Jan Morris has written a competent, chronological, amusing, mannerly, dutiful account of one of the most beautiful and enchanting cities in the world: Sydney, Australia. My gut feeling is: She found a nice apartment with a great view of the harbor, checked a dozen books out of the local library (including a collection of colorful epitaphs from a historical Sydney cemetery and the Oxford Companion to Australian Literature) and then sat demurely down to write.
Jan Morris' "Sydney" is very useful. Its tone is very pleasant, but pretty soon you want to grab her by the lapels of her blazer and shriek: "Open your eyes! You're talking about what possibly may be the most beautiful city in the entire world! A city with what just may be the most heroic municipal history in the entire history of man! A city where the arts right now--novels, film, pictorial art, theater--are going ape-crazy with creativity!" It's as if Morris had visited Mexico City and described it as "crowded," or announced Paris traffic to be interesting but clogged.
If I read correctly, Morris' agenda here, based on many of her other travel books, is the decline and ebb of the British Empire. Seen in that context, Sydney must be seen in shadow. But what if you took it out of that context? What if you first read Robert Hughes' "The Fatal Shore," the passionate, hair-raising, blood-drenched history of Eastern Australia as the most cruel and horrible prison camp for English people in all of recorded history?
What if you read about criminals who were flogged so mercilessly that their backbones, over time, became polished and exposed, so that their bones came through their skin and stayed there? A place where little children took hands and voluntarily jumped off cliffs to their deaths, because life itself was purely unbearable?
And what if these people, 83,000 of them, by 1840, accompanied by their brutish jailers--surely the most extended dysfunctional "family" in all of human history--over the period of only 200 years got a grip, and created an earthly paradise, where businessmen take long lunches and sing into the afternoon, and each house has its garden, and the mornings are placid, and the harbor-- by far the most gorgeous harbor in the world--swirls and ebbs, and more businessmen step into little boats in twilight fog and chug from work to home and back again: Well, what an astonishing accomplishment--to change the unspeakable to the sunnily domestic, over a period of only two centuries.
Morris takes another tack, and, after all, it is her book.

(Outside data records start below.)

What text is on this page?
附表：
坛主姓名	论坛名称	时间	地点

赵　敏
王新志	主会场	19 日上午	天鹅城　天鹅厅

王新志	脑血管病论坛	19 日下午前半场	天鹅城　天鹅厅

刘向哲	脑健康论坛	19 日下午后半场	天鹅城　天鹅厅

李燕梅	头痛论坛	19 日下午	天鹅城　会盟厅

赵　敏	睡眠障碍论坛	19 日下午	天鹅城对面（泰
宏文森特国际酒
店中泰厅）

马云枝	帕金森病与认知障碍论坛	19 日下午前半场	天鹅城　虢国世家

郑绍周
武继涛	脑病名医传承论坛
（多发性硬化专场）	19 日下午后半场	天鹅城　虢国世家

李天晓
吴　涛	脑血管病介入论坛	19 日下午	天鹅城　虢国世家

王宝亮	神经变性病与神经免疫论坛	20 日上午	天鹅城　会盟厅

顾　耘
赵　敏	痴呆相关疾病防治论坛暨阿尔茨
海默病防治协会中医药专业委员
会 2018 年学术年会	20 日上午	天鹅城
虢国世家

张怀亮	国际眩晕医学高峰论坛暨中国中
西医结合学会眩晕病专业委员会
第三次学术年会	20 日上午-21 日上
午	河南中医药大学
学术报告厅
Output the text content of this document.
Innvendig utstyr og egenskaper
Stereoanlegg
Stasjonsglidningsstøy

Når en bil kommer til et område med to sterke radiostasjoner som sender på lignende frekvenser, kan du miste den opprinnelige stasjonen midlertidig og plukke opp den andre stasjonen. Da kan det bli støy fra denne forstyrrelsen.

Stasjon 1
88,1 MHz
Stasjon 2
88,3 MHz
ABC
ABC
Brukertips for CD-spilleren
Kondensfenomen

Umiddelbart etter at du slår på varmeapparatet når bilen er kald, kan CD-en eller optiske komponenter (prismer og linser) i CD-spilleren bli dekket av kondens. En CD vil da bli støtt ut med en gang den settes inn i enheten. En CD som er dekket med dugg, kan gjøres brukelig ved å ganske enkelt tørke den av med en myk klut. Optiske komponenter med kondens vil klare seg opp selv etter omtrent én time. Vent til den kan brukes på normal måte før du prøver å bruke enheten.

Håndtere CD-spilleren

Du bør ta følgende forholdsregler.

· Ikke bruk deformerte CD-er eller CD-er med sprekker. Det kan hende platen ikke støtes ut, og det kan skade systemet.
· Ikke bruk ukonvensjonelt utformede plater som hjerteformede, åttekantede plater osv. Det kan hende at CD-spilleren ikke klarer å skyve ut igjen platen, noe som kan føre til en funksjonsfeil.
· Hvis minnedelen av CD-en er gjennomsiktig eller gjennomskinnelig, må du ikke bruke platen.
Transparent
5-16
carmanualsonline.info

Remember "The First Family"--the screamingly funny parody of the Kennedy family by Vaughn Meader, hastily pulled from the market after the President was assassinated?
In that album, the First Lady, high-pitched and breathy, gave a tour to show the new art in the White House: "Well," she said, "there's this one and this one and then there's this one . . . ." Jan Morris does this for Sydney.
We hear about the First Fleet and the First Governor. We hear about the Father of Agriculture and the Father of Flight. We are given extensive lists of Flora and Fauna and 10 Representative Men who got rich.
We are given lists of immigrants: Greeks, blacks, Chinese, Jews, Vietnamese. We are told that hard liquor is more popular in Sydney than sex and that the Beach Culture probably more popular than either. (But a 1900 bubonic plague epidemic is blown off in half a sentence.)
She likes those epitaphs, though. And if you're into whimsical footnotes, this book's for you. More than anything, if you're glued to your couch and can't go anywhere this summer, you will be consoled by this book; and you won't feel so bad about not going.